Siamo qui per sentire come fanno ad evitare i crash e moltiplicare gli earnings, come fanno dai piani alti a guardare il mondo piccolino e perchè zero è il numero e nero è il colore. Le cinesi arrivate da Londra fanno domande sulle tecniche di moltiplicazione degli investimenti. Quaranta ingegneri di ventidue anni muovono dozzine di masse di soldi a telecomando. Forse abbiamo esagerato con la fetta di torta di troppa panna. Ci vorrebbe una mela fresca, ma questa nel cestello è forse finta?

Oggi i giovani arabi sono in piazza e sopra i carri armati del Cairo. Come fosse Praga del '68 allargano le braccia verso il cielo, onde di facce simpatiche e ragazze con il fazzoletto affacciate all'altra sponda del nostro mare. Ci sono i morti per le strade e c'è sentore di peste, la chiamano la rivoluzione dei gelsomini. Ma ora è meglio andare in albergo, lasciamo perdere la visita guidata alla borsa valori con sua campanella di fine contrattazioni. Chi se ne frega. Quelli di Wall Street sono delle comparse che si agitano solo per le telecamere.

Arriva un taxi bianco sporco con l'interno bianco sporco. Il tassista prenotato prima si è perso, se sbagli l'ingresso della rotatoria sei rimandato di una settimana. Questo caronte è algerino come Zinedine Zidane, detto Zizu. Pero' assomiglia più a David Trezeguet perché ha la testa ovale, la pelle marrone e la bocca come certi faraoni. Il suo nome non lo sentirò neanche alla fine quando ci salutiamo dietro il finestrino.

Ad Algeri, Tangeri e Tunisi sono alcune centinaia di milioni, sono magrebini come il tassista che è giovane e auto didatta, che Dio t'assista. Com'era magrebino S. Agostino ma anche il comandante Settimio Severo nel primo secolo. I romani sono arrivati in Africa e il popolo del Magreb era inteso anche come Romì. Mi fa sedere a fianco e gli altri dietro.
- Allaccia la cintura almeno tu.
- Io avrei la faccia da romano o da siciliano?
- Si vede subito. Ma la Sicilia ha una sua lingua. Appartiene all'Italia?

In confronto a tanti seduti su questo taxi il Romì ne sa di storia anche se porta la gente con la cravatta sporca di formaggio da La Defense fino alla vie de Rome all'Opera. Di sera abbiamo festa all'americana con torta di cartone, champagnetta e estrazione di premi. Un altro algerino nella sala fa correre una stazione orbitante di mezzo metro con l'iPhone.
- Vuoi provare anche tu?
- No grazie. Sono troppo impegnato a mettere in tasca i biglietti da visita.

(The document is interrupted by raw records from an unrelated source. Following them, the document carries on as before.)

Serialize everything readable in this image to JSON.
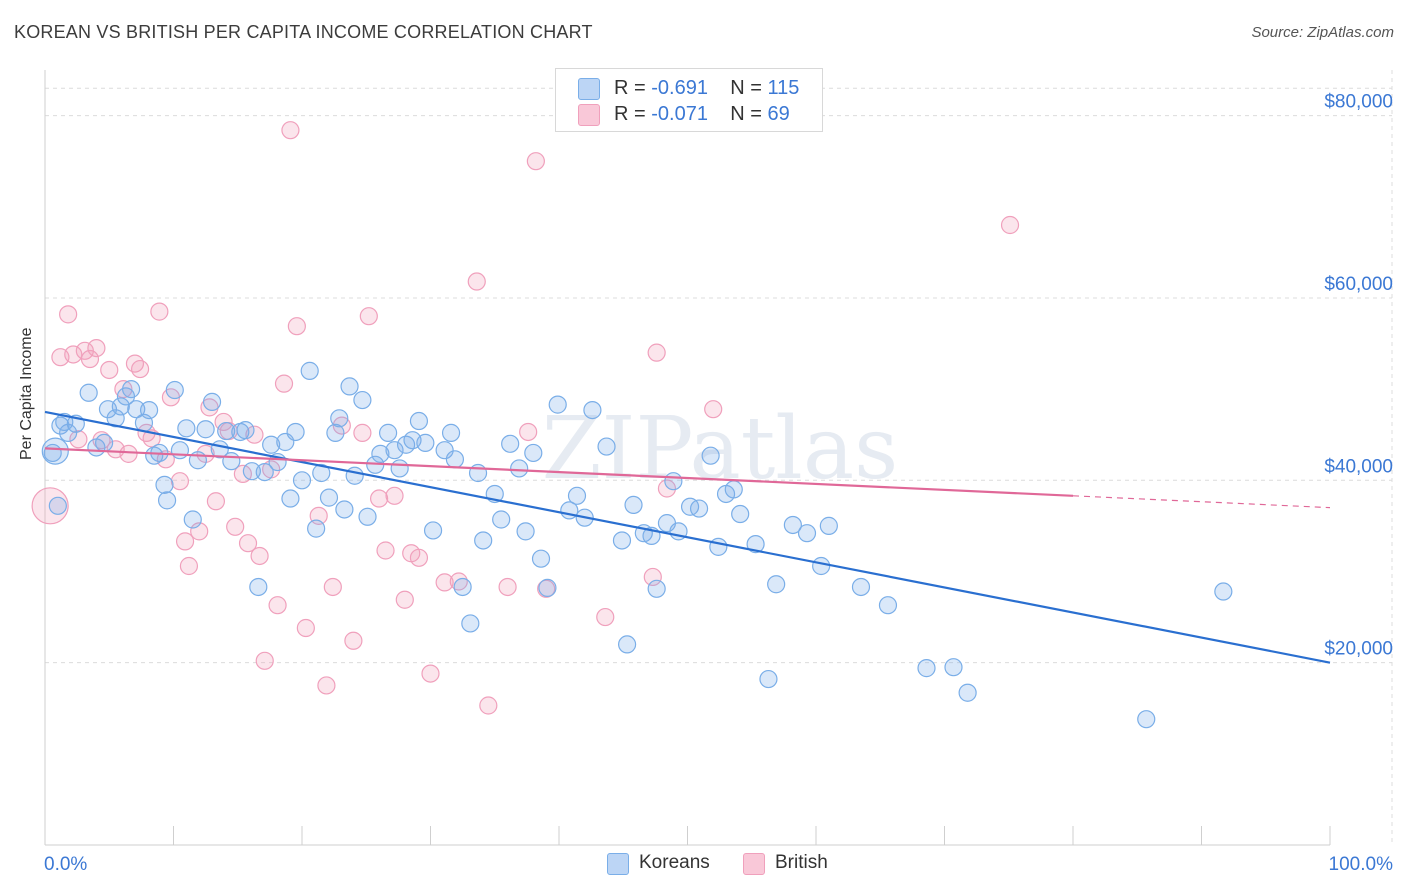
{
  "title": "KOREAN VS BRITISH PER CAPITA INCOME CORRELATION CHART",
  "source": "Source: ZipAtlas.com",
  "watermark": "ZIPatlas",
  "legend": {
    "rows": [
      {
        "r_label": "R =",
        "r_value": "-0.691",
        "n_label": "N =",
        "n_value": "115"
      },
      {
        "r_label": "R =",
        "r_value": "-0.071",
        "n_label": "N =",
        "n_value": "69"
      }
    ]
  },
  "bottom_legend": [
    "Koreans",
    "British"
  ],
  "chart_data": {
    "type": "scatter",
    "ylabel": "Per Capita Income",
    "xlim": [
      0,
      100
    ],
    "ylim": [
      0,
      85000
    ],
    "x_tick_labels": [
      "0.0%",
      "100.0%"
    ],
    "y_ticks": [
      20000,
      40000,
      60000,
      80000
    ],
    "y_tick_labels": [
      "$20,000",
      "$40,000",
      "$60,000",
      "$80,000"
    ],
    "grid": true,
    "colors": {
      "Koreans": "#7aaee8",
      "British": "#f0a0bc",
      "Koreans_line": "#2a6fd0",
      "British_line": "#e06898",
      "tick_text": "#3b78d4"
    },
    "series": [
      {
        "name": "Koreans",
        "trend": {
          "x0": 0,
          "y0": 47500,
          "x1": 100,
          "y1": 20000
        },
        "points": [
          [
            0.6,
            43000
          ],
          [
            1.2,
            46000
          ],
          [
            1.8,
            45200
          ],
          [
            2.4,
            46200
          ],
          [
            3.4,
            49600
          ],
          [
            4.0,
            43600
          ],
          [
            4.6,
            44100
          ],
          [
            4.9,
            47800
          ],
          [
            5.5,
            46800
          ],
          [
            5.9,
            48100
          ],
          [
            6.3,
            49200
          ],
          [
            6.7,
            50000
          ],
          [
            7.1,
            47800
          ],
          [
            7.7,
            46300
          ],
          [
            8.1,
            47700
          ],
          [
            8.5,
            42700
          ],
          [
            8.9,
            43000
          ],
          [
            9.3,
            39500
          ],
          [
            9.5,
            37800
          ],
          [
            10.1,
            49900
          ],
          [
            10.5,
            43300
          ],
          [
            11.0,
            45700
          ],
          [
            11.5,
            35700
          ],
          [
            11.9,
            42200
          ],
          [
            12.5,
            45600
          ],
          [
            13.0,
            48600
          ],
          [
            13.6,
            43400
          ],
          [
            14.1,
            45400
          ],
          [
            14.5,
            42100
          ],
          [
            15.2,
            45300
          ],
          [
            15.6,
            45500
          ],
          [
            16.1,
            41000
          ],
          [
            16.6,
            28300
          ],
          [
            17.1,
            40900
          ],
          [
            17.6,
            43900
          ],
          [
            18.1,
            42000
          ],
          [
            18.7,
            44200
          ],
          [
            19.1,
            38000
          ],
          [
            19.5,
            45300
          ],
          [
            20.0,
            40000
          ],
          [
            20.6,
            52000
          ],
          [
            21.1,
            34700
          ],
          [
            21.5,
            40800
          ],
          [
            22.1,
            38100
          ],
          [
            22.6,
            45200
          ],
          [
            22.9,
            46800
          ],
          [
            23.3,
            36800
          ],
          [
            23.7,
            50300
          ],
          [
            24.1,
            40500
          ],
          [
            24.7,
            48800
          ],
          [
            25.1,
            36000
          ],
          [
            25.7,
            41700
          ],
          [
            26.1,
            42900
          ],
          [
            26.7,
            45200
          ],
          [
            27.2,
            43300
          ],
          [
            27.6,
            41300
          ],
          [
            28.1,
            43900
          ],
          [
            28.6,
            44400
          ],
          [
            29.1,
            46500
          ],
          [
            29.6,
            44100
          ],
          [
            30.2,
            34500
          ],
          [
            31.1,
            43300
          ],
          [
            31.6,
            45200
          ],
          [
            31.9,
            42300
          ],
          [
            32.5,
            28300
          ],
          [
            33.1,
            24300
          ],
          [
            33.7,
            40800
          ],
          [
            34.1,
            33400
          ],
          [
            35.0,
            38500
          ],
          [
            35.5,
            35700
          ],
          [
            36.2,
            44000
          ],
          [
            36.9,
            41300
          ],
          [
            37.4,
            34400
          ],
          [
            38.0,
            43000
          ],
          [
            38.6,
            31400
          ],
          [
            39.1,
            28200
          ],
          [
            39.9,
            48300
          ],
          [
            40.8,
            36700
          ],
          [
            41.4,
            38300
          ],
          [
            42.0,
            35900
          ],
          [
            42.6,
            47700
          ],
          [
            43.7,
            43700
          ],
          [
            44.9,
            33400
          ],
          [
            45.3,
            22000
          ],
          [
            45.8,
            37300
          ],
          [
            46.6,
            34200
          ],
          [
            47.2,
            33900
          ],
          [
            47.6,
            28100
          ],
          [
            48.4,
            35300
          ],
          [
            48.9,
            39900
          ],
          [
            49.3,
            34400
          ],
          [
            50.2,
            37100
          ],
          [
            50.9,
            36900
          ],
          [
            51.8,
            42700
          ],
          [
            52.4,
            32700
          ],
          [
            53.0,
            38500
          ],
          [
            53.6,
            39000
          ],
          [
            54.1,
            36300
          ],
          [
            55.3,
            33000
          ],
          [
            56.3,
            18200
          ],
          [
            56.9,
            28600
          ],
          [
            58.2,
            35100
          ],
          [
            59.3,
            34200
          ],
          [
            60.4,
            30600
          ],
          [
            61.0,
            35000
          ],
          [
            63.5,
            28300
          ],
          [
            65.6,
            26300
          ],
          [
            68.6,
            19400
          ],
          [
            70.7,
            19500
          ],
          [
            71.8,
            16700
          ],
          [
            85.7,
            13800
          ],
          [
            91.7,
            27800
          ],
          [
            0.8,
            43200
          ],
          [
            1.0,
            37200
          ],
          [
            1.5,
            46400
          ]
        ]
      },
      {
        "name": "British",
        "trend": {
          "x0": 0,
          "y0": 43500,
          "x1": 80,
          "y1": 38300,
          "dash_to_x": 100,
          "dash_to_y": 37000
        },
        "points": [
          [
            0.4,
            37200
          ],
          [
            1.2,
            53500
          ],
          [
            1.8,
            58200
          ],
          [
            2.2,
            53800
          ],
          [
            2.6,
            44500
          ],
          [
            3.1,
            54200
          ],
          [
            3.5,
            53300
          ],
          [
            4.0,
            54500
          ],
          [
            4.4,
            44400
          ],
          [
            5.0,
            52100
          ],
          [
            5.5,
            43400
          ],
          [
            6.1,
            50000
          ],
          [
            6.5,
            42900
          ],
          [
            7.0,
            52800
          ],
          [
            7.4,
            52200
          ],
          [
            7.9,
            45200
          ],
          [
            8.3,
            44600
          ],
          [
            8.9,
            58500
          ],
          [
            9.4,
            42300
          ],
          [
            9.8,
            49100
          ],
          [
            10.5,
            39900
          ],
          [
            10.9,
            33300
          ],
          [
            11.2,
            30600
          ],
          [
            12.0,
            34400
          ],
          [
            12.5,
            42900
          ],
          [
            12.8,
            48000
          ],
          [
            13.3,
            37700
          ],
          [
            13.9,
            46400
          ],
          [
            14.3,
            45400
          ],
          [
            14.8,
            34900
          ],
          [
            15.4,
            40700
          ],
          [
            15.8,
            33100
          ],
          [
            16.3,
            45000
          ],
          [
            16.7,
            31700
          ],
          [
            17.1,
            20200
          ],
          [
            17.6,
            41200
          ],
          [
            18.1,
            26300
          ],
          [
            18.6,
            50600
          ],
          [
            19.1,
            78400
          ],
          [
            19.6,
            56900
          ],
          [
            20.3,
            23800
          ],
          [
            21.3,
            36100
          ],
          [
            21.9,
            17500
          ],
          [
            22.4,
            28300
          ],
          [
            23.1,
            46000
          ],
          [
            24.0,
            22400
          ],
          [
            24.7,
            45200
          ],
          [
            25.2,
            58000
          ],
          [
            26.0,
            38000
          ],
          [
            26.5,
            32300
          ],
          [
            27.2,
            38300
          ],
          [
            28.0,
            26900
          ],
          [
            28.5,
            32000
          ],
          [
            29.1,
            31500
          ],
          [
            30.0,
            18800
          ],
          [
            31.1,
            28800
          ],
          [
            32.2,
            28900
          ],
          [
            33.6,
            61800
          ],
          [
            34.5,
            15300
          ],
          [
            36.0,
            28300
          ],
          [
            37.6,
            45300
          ],
          [
            38.2,
            75000
          ],
          [
            39.0,
            28100
          ],
          [
            43.6,
            25000
          ],
          [
            47.3,
            29400
          ],
          [
            47.6,
            54000
          ],
          [
            48.4,
            39100
          ],
          [
            52.0,
            47800
          ],
          [
            75.1,
            68000
          ]
        ]
      }
    ]
  }
}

La mattina dopo il collega calabrese fa lo shopping di creme salutari. Ci troviamo al bar Vapeur, vorrei una Capovtì. Comment? Prendiamo il metro facciamo prima per Charles de Gaulle. Mezzora di tritacarne di uomini ridotti a formichette con l'auricolare, dieci cancelli, fiumi di gente ammucchiata sulle scale mobili e addetti della municipale, a spingere e tenere la disciplina a ogni porta di questo paradiso di città.